Each artist features a different kind of art, Johnny Coleman latest work Constellations As Yet Unnamed, uses sculpture, sound, and projection in a large-scale immersive installation that revitalizes the marginalized history of one group’s journey north on the Underground Railroad. He recovers the lost identities of nine former slaves consisting of a mother and her seven daughters, along with an adopted boy. They escaped from the Dobbins farm in Mason County, Kentucky, in 1853 and stopped in Oberlin on their journey to Canada. Coleman built an installation with a recording of eight Black women voices and the sound of a blackbird inside the installation, who speaks across the time and space to the eight former enslaved women, meanwhile, the bird represents the adopted boy.

“My extended work has been an ongoing effort to retrieve the history surrounding the entire group of nine individuals who stole themselves away on that occasion back in 1853.” explain Coleman.

Antwoine Washington paints portraits of his own family to counteract the stereotype of the absent Black father. He pays homage to an artist of the Harlem Renaissance, William H. Johnson, with his Black Family: The Myth of the Missing Black Father and Black Family: The Love paintings. The style of artists like William H. Johnson inspired him to recall a period in history when art and social justice movements were closely connected. For Black Family: The Protector and Black Family: The Provider, Washington painted them in a realist style, in pursuit of humanizing his subjects.
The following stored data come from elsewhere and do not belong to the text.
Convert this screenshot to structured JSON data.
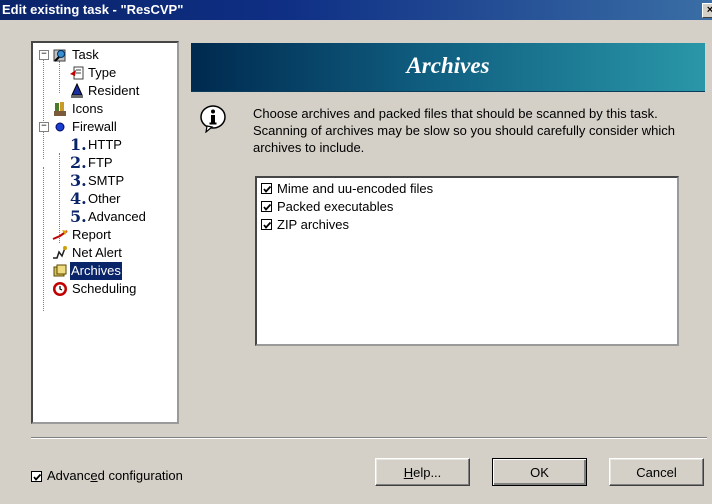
{
  "window": {
    "title": "Edit existing task - \"ResCVP\"",
    "close_glyph": "×"
  },
  "tree": {
    "items": [
      {
        "label": "Task",
        "icon": "task-icon"
      },
      {
        "label": "Type",
        "icon": "type-icon"
      },
      {
        "label": "Resident",
        "icon": "resident-icon"
      },
      {
        "label": "Icons",
        "icon": "icons-icon"
      },
      {
        "label": "Firewall",
        "icon": "firewall-icon"
      },
      {
        "label": "HTTP",
        "num": "1."
      },
      {
        "label": "FTP",
        "num": "2."
      },
      {
        "label": "SMTP",
        "num": "3."
      },
      {
        "label": "Other",
        "num": "4."
      },
      {
        "label": "Advanced",
        "num": "5."
      },
      {
        "label": "Report",
        "icon": "report-icon"
      },
      {
        "label": "Net Alert",
        "icon": "net-alert-icon"
      },
      {
        "label": "Archives",
        "icon": "archives-icon",
        "selected": true
      },
      {
        "label": "Scheduling",
        "icon": "scheduling-icon"
      }
    ]
  },
  "panel": {
    "title": "Archives",
    "description": "Choose archives and packed files that should be scanned by this task. Scanning of archives may be slow so you should carefully consider which archives to include."
  },
  "archives_list": {
    "items": [
      {
        "label": "Mime and uu-encoded files",
        "checked": true
      },
      {
        "label": "Packed executables",
        "checked": true
      },
      {
        "label": "ZIP archives",
        "checked": true
      }
    ]
  },
  "advanced_config": {
    "label_pre": "Advanc",
    "label_accel": "e",
    "label_post": "d configuration",
    "checked": true
  },
  "buttons": {
    "help": {
      "accel": "H",
      "rest": "elp..."
    },
    "ok": "OK",
    "cancel": "Cancel"
  },
  "colors": {
    "header_start": "#00294f",
    "header_end": "#2a97a8",
    "title_bar": "#0a246a",
    "selection": "#0a246a"
  }
}
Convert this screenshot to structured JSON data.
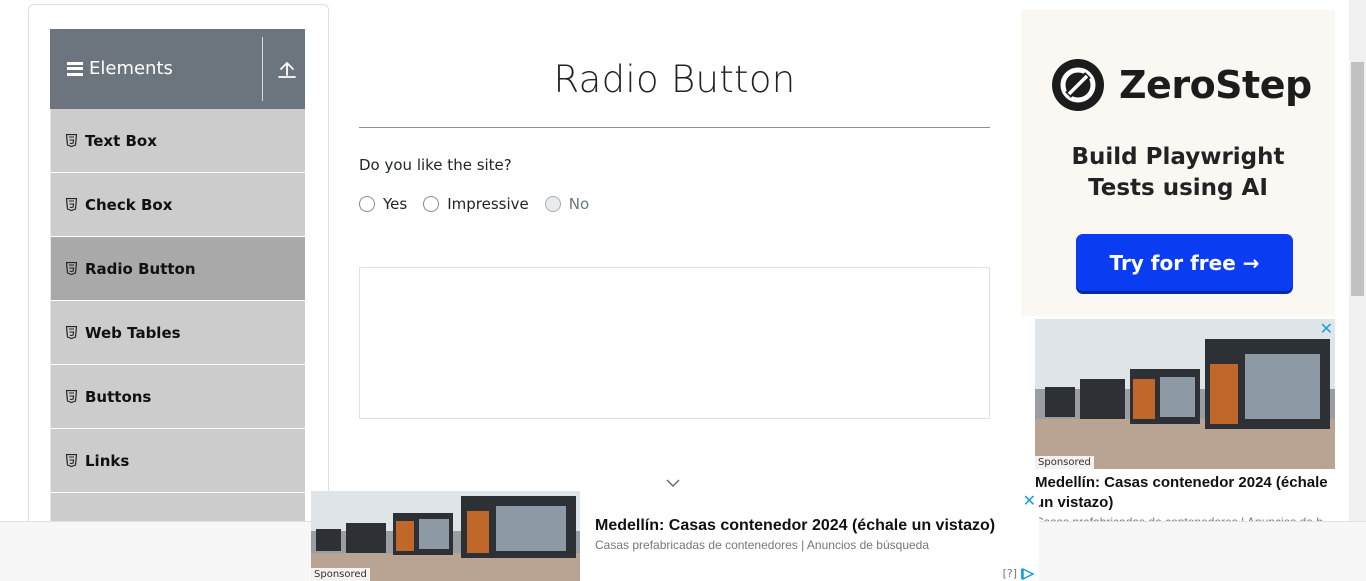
{
  "sidebar": {
    "group_title": "Elements",
    "items": [
      {
        "label": "Text Box",
        "active": false
      },
      {
        "label": "Check Box",
        "active": false
      },
      {
        "label": "Radio Button",
        "active": true
      },
      {
        "label": "Web Tables",
        "active": false
      },
      {
        "label": "Buttons",
        "active": false
      },
      {
        "label": "Links",
        "active": false
      }
    ]
  },
  "main": {
    "title": "Radio Button",
    "question": "Do you like the site?",
    "options": [
      {
        "label": "Yes",
        "disabled": false
      },
      {
        "label": "Impressive",
        "disabled": false
      },
      {
        "label": "No",
        "disabled": true
      }
    ]
  },
  "ad_zerostep": {
    "brand": "ZeroStep",
    "headline": "Build Playwright\nTests using AI",
    "cta": "Try for free →",
    "cta_color": "#0a3df2"
  },
  "ad_side": {
    "sponsored": "Sponsored",
    "headline": "Medellín: Casas contenedor 2024 (échale un vistazo)",
    "subtitle": "Casas prefabricadas de contenedores | Anuncios de b...",
    "close": "✕"
  },
  "ad_bottom": {
    "sponsored": "Sponsored",
    "headline": "Medellín: Casas contenedor 2024 (échale un vistazo)",
    "subtitle": "Casas prefabricadas de contenedores | Anuncios de búsqueda",
    "info": "[?]",
    "close": "✕"
  },
  "colors": {
    "header_bg": "#6c757d",
    "menu_bg": "#cccccc",
    "menu_active_bg": "#a9a9a9",
    "ad_link": "#1aa0d8"
  }
}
“[When I became a father], I began to notice that the Black family has systematically been under siege by mainstream society and the media, and I use my art to say no—the media isn’t correct—and push back against racist narratives.” Explain Washington.

Kambui Olujimi North Star project features eight never-before-seen paintings of weightless, floating Black bodies “freed from the gravity of oppression.” He imagines an existence in which a politics of resistance can result in true bodily freedom. Olujimi paintings feature figures with variegated skin tones and ambiguous genders, giving them the looks of otherworldly beings. Olujimi explores the interplay of opacity, legibility, and visibility as “the truest articulation of self, a mother tongue and a strategy for survival.” He says, “This is not an invisibility of otherness, but the seamlessness of belonging.” Together, Olujimi’s works give tangible form to a futuristic dreamscape.